I'll end with saying what I've said to my stepmom a couple of times, an extra set of hands is always helpful.
My mom was there almost immediately, and it was so great to have help with the house so I could focus on the baby and getting rest. She stayed with me about a week after both girls were born. Matt got about 2 weeks for paternity leave. It was wonderful. Having meals for a while is a huge help, so set aside any leftovers in the freezer...I know you'll be getting lots of yummy things, I just wish I was there to contribute too! LOVES!
My family lives out of town, so my mom was here when both boys were born and she stayed with us for a week after they were home from the hospital. She was a HUGE help!! I needed a teensy bit of help with the boys, but more than anything, I needed help around the house!! Without even asking her to, my mom cleaned the house, did the laundry, and cooked up a storm. It was so nice! I probably could have managed it all without help, but I didn't want to!! I loved having my mom there...and she was my favorite person to have around {just more of a comfort level and she totally knew what I was going through}.

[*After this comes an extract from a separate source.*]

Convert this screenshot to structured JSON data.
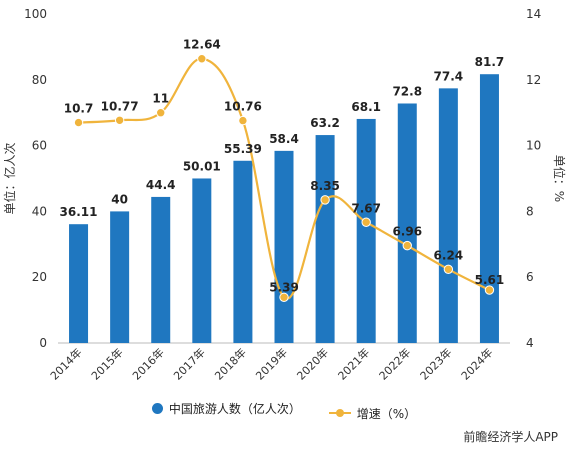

My grandma came up and stayed a week and so did Adam's parents. I loved all the help...just having people there with us...but it was really nice when we were all alone, too. Nights were really tough with both boys, so it was nice to hand them off to mom/grandma/mom-in-law the next day so that I could get some sleep...and they were MORE than happy to help with that!! HA!!
Adam stayed home for about a week after the boys were born and it was the perfect amount of time.
The girls on my team and my playgroup moms brought us meals with Grant. I seriously can't remember anything from Landon?! HA!! Getting meals was wonderful!! You should have someone at church set up a Care Calendar for you!!
Whatever the case, don't be afraid to ask for help!! The time goes so fast and you don't want to be too tired or stressed to miss anything :) Can't wait for you to meet your sweet boy!! How exciting!!